Singkil | Atjeh Terkini.id – Sidang lanjutan kasus dugaan penipuan dengan terdakwa Yakarim Muni di Pengadilan Negeri Aceh Singkil, saksi dari PT Delima Makmur kembali mangkir, Rabu (29/10/2025).
Sidang yang digelar di Ruang Sidang Utama Cakra, Pengadilan Negeri (PN) kabupaten Aceh Singkil, kembali diwarnai dengan mangkirnya saksi-saksi pelapor dari pihak PT Delima Makmur.
Berdasarkan data resmi Sistem Informasi Penelusuran Perkara (SIPP) PN Aceh Singkil, perkara ini terdaftar dengan Nomor: 90/Pid. B/2025/PN Skl, dengan agenda pembuktian dari Jaksa Penuntut Umum (JPU) melalui pemeriksaan saksinya
Sidang berlangsung sejak pukul 11.15 WIB hingga 12.15 WIB, sebagaimana tertuang di situs resmi pn-singkel.go.id. Dari tangkapan layar situs tersebut, bahwa perkara atas nama terdakwa Yakarim Munir masuk dalam agenda pembuktian oleh JPU.

Namun, tiga saksi pelapor dari PT Delima Makmur, yakni masing-masing Ir. Supriadi, Breadley Alexander, dan Ulim, kembali tidak hadir di persidangan ke 4 kalinya juga mangkir.
Meski begitu, Majelis Hakim Persidangan tetap melanjutkan jalannya sidang dengan menghadirkan Mijan, selaku Keuchik (Kepala Desa) Singkohor di Kecamatan Singkohor, sebagai saksi.

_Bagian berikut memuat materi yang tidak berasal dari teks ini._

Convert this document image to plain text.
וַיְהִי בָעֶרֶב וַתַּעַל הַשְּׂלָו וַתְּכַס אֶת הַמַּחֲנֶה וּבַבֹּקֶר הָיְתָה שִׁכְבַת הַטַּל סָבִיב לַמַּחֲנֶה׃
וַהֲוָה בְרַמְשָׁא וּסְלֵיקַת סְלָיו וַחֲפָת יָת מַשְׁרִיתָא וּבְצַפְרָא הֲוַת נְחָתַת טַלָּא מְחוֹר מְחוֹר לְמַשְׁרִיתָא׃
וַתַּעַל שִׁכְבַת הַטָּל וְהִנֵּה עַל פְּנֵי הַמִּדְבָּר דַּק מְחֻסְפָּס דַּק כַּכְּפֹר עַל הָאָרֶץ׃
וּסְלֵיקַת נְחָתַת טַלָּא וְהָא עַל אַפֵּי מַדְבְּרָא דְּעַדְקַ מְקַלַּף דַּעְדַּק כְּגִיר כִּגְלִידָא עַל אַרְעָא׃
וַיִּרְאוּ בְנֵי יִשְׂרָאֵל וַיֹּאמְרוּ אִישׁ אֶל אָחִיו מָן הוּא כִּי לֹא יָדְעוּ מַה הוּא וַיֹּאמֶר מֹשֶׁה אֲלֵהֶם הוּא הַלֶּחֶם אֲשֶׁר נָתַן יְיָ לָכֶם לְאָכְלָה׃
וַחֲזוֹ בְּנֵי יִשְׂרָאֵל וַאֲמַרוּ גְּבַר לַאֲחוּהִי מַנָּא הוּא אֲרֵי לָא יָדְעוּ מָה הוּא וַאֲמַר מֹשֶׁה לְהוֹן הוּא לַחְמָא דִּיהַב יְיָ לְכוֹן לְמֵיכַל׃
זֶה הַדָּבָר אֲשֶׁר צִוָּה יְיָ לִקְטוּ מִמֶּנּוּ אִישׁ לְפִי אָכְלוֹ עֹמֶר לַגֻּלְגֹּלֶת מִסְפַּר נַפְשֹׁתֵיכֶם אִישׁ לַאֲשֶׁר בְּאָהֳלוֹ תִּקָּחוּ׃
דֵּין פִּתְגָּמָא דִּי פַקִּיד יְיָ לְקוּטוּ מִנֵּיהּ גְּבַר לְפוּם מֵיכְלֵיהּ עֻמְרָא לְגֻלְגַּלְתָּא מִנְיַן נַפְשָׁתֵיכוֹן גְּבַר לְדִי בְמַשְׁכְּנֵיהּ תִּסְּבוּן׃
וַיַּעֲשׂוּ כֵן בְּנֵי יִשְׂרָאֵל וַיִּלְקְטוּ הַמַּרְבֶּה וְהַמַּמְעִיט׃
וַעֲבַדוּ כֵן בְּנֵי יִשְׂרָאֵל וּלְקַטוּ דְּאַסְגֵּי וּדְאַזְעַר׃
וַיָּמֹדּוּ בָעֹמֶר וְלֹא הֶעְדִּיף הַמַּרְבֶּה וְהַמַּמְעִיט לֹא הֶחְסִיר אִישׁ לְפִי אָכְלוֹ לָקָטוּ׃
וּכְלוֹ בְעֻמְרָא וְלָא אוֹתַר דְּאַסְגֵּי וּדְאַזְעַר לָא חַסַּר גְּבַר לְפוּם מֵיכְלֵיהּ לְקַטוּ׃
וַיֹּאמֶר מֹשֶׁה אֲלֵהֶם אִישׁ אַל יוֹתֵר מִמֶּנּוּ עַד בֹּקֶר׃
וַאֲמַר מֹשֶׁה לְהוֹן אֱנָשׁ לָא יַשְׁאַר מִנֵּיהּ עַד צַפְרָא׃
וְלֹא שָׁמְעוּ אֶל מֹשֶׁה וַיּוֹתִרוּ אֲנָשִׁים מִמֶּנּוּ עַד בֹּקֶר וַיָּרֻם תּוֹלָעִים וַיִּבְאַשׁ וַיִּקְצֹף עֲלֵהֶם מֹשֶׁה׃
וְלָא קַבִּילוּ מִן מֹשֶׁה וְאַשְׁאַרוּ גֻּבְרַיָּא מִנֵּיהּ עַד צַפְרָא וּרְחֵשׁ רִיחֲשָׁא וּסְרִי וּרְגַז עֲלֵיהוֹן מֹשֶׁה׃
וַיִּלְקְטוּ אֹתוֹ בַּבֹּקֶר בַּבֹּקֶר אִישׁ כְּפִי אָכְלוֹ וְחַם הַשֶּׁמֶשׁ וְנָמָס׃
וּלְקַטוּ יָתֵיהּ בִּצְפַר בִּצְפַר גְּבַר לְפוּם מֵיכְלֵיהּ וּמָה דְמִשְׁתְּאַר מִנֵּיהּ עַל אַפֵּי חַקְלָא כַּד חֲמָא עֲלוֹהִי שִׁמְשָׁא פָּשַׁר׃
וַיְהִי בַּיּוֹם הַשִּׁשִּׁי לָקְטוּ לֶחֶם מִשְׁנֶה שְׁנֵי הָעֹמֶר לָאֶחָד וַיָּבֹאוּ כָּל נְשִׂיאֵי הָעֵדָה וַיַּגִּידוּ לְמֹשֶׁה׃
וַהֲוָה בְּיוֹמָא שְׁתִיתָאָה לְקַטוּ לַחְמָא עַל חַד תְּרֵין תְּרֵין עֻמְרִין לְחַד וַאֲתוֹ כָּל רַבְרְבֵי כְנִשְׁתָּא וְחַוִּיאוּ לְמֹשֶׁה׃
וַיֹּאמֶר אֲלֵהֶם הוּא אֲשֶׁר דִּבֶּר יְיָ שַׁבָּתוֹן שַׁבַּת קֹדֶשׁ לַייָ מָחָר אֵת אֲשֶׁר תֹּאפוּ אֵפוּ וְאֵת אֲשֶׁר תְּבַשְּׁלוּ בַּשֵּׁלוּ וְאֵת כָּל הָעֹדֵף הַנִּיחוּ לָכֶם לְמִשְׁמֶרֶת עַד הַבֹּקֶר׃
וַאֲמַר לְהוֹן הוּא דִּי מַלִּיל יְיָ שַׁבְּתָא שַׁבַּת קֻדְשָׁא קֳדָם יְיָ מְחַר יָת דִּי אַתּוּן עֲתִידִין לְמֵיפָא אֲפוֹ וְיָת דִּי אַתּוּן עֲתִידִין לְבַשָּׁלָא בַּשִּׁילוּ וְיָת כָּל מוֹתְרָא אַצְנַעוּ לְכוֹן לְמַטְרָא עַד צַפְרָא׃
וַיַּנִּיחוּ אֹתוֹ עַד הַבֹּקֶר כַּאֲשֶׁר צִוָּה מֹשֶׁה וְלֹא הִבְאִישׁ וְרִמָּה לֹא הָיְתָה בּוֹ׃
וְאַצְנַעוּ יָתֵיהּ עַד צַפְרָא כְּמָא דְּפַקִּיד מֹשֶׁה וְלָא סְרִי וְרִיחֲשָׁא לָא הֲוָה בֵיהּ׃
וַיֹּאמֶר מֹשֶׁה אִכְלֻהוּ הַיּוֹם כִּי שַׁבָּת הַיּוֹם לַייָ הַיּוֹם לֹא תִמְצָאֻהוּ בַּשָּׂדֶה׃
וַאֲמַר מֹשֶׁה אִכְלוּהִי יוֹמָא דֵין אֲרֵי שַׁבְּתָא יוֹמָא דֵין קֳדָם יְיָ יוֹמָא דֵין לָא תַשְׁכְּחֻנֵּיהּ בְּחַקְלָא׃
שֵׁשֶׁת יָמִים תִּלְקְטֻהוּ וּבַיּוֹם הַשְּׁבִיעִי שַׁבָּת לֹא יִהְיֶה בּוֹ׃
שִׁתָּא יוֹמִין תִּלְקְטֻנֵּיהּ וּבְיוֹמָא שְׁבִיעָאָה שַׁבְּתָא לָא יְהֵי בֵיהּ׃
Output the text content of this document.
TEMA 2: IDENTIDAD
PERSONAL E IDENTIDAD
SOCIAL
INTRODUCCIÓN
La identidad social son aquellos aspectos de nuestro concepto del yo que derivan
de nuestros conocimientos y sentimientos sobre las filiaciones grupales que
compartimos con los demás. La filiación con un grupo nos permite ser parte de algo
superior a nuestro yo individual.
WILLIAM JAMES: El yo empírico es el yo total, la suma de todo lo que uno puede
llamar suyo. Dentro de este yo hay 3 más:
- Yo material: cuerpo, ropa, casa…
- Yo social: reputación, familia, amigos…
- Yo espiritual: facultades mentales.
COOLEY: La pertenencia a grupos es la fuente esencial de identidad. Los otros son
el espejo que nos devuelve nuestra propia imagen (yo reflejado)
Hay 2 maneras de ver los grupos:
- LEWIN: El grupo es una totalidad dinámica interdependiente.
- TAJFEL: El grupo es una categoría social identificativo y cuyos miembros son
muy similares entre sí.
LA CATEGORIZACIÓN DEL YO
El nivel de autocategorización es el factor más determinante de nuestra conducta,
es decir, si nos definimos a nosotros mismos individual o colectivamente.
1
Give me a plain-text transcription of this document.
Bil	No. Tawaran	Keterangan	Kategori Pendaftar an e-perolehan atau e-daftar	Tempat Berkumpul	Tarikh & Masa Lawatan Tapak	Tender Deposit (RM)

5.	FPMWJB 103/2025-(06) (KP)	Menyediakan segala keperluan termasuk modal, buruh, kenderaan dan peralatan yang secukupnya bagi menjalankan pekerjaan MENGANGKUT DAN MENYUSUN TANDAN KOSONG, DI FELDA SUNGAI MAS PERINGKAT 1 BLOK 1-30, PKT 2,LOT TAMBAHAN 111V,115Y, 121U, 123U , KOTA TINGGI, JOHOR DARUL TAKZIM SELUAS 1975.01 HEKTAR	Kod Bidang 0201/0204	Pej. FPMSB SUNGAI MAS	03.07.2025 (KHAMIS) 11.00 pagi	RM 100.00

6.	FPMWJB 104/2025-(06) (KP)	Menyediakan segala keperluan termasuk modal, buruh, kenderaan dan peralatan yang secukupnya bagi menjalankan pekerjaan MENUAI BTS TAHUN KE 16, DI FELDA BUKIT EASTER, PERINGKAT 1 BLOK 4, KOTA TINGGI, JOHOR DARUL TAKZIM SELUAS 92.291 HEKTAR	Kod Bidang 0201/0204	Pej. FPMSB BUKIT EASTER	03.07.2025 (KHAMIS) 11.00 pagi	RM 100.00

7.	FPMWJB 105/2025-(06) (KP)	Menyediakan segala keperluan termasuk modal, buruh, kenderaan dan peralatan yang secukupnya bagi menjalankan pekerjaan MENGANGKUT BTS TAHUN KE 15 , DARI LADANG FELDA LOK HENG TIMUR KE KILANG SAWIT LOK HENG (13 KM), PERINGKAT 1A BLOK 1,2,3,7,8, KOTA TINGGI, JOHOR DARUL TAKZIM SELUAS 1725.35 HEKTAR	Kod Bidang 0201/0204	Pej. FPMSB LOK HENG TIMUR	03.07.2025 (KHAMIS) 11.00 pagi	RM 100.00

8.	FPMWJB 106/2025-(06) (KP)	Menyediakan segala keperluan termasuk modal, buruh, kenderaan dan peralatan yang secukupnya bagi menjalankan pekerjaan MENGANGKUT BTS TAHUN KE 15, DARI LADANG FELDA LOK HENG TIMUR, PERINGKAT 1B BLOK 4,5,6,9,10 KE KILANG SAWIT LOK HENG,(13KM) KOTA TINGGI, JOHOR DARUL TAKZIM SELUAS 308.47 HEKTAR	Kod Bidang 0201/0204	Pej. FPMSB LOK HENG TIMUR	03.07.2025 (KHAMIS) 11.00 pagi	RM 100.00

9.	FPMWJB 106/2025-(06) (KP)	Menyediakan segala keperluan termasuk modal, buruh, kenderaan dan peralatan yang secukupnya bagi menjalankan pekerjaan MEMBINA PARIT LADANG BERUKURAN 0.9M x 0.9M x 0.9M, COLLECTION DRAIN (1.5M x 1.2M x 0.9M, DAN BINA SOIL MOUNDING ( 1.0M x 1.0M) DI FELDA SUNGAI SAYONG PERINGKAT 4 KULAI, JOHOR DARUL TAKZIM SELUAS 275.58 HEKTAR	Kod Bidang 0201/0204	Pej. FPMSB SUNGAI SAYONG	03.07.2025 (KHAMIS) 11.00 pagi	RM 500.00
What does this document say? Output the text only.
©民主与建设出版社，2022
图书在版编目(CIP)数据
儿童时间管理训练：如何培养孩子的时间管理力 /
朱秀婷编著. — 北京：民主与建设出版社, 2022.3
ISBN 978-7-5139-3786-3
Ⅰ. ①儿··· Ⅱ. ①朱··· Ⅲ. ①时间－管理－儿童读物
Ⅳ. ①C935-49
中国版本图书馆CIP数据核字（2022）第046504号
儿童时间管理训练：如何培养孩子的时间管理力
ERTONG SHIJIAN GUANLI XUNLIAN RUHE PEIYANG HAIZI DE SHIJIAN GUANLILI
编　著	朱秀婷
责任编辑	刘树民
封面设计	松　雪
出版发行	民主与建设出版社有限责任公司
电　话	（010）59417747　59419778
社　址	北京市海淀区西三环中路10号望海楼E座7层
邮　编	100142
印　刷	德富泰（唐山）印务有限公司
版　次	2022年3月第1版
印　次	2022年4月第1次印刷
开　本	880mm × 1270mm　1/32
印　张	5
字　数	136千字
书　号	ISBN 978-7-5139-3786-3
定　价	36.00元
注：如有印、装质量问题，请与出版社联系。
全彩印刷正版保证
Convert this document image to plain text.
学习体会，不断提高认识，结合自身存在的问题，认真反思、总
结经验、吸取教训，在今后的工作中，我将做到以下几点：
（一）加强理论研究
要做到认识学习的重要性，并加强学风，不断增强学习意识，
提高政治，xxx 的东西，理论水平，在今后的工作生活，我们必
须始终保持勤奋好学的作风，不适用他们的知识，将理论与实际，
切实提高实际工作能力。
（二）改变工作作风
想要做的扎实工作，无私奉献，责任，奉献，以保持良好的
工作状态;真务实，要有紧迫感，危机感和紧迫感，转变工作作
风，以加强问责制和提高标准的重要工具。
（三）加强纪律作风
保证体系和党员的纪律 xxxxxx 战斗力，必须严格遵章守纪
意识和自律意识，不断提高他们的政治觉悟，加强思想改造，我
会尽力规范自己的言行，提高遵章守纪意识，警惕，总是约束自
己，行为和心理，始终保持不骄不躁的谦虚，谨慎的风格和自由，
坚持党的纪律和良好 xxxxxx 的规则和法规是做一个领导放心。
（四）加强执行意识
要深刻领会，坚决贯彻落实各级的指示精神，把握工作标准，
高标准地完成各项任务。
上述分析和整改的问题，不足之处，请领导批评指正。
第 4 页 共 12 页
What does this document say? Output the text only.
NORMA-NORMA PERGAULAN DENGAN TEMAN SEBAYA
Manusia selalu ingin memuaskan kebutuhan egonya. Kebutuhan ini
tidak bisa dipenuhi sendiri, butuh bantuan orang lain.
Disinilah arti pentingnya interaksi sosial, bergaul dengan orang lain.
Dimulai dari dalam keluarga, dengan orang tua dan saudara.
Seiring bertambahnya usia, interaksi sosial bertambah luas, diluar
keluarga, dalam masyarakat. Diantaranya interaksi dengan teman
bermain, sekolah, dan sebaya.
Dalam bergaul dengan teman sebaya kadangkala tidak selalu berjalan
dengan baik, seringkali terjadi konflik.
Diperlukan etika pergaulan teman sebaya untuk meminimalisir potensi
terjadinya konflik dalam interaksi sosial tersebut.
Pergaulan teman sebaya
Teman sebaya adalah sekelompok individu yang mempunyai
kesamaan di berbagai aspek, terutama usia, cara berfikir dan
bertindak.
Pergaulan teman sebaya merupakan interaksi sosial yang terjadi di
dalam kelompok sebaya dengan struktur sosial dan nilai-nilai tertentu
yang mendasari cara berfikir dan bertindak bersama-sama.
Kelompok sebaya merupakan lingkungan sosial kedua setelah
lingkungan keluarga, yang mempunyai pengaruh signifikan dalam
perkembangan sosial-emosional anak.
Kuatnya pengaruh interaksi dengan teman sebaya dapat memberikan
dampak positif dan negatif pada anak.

Dalam keterangannya di hadapan Majelis Hakim, Mijan mengungkapkan adanya aktivitas pembukaan lahan tanpa izin resmi dari pemerintah desa.
“Semasa saya menjabat, mereka membuka lahan tanpa sepengetahuan saya. Setelah digarap, baru mereka melaporkan ke desa,” ungkap Mijan di ruang sidang.
“Saya hanya lanjutnya, mengeluarkan STG maksimal dua hektar per tama. Kalau sebelum masa saya, bisa jadi sudah diperbarui atau dijual, saya tidak tahu itu urusan mereka.
Menjawab pertanyaan dari JPU, Mijan juga menegaskan dirinya tidak mengetahui soal keterlibatan langsung PT Delima Makmur dalam aktivitas lahan di wilayahnya.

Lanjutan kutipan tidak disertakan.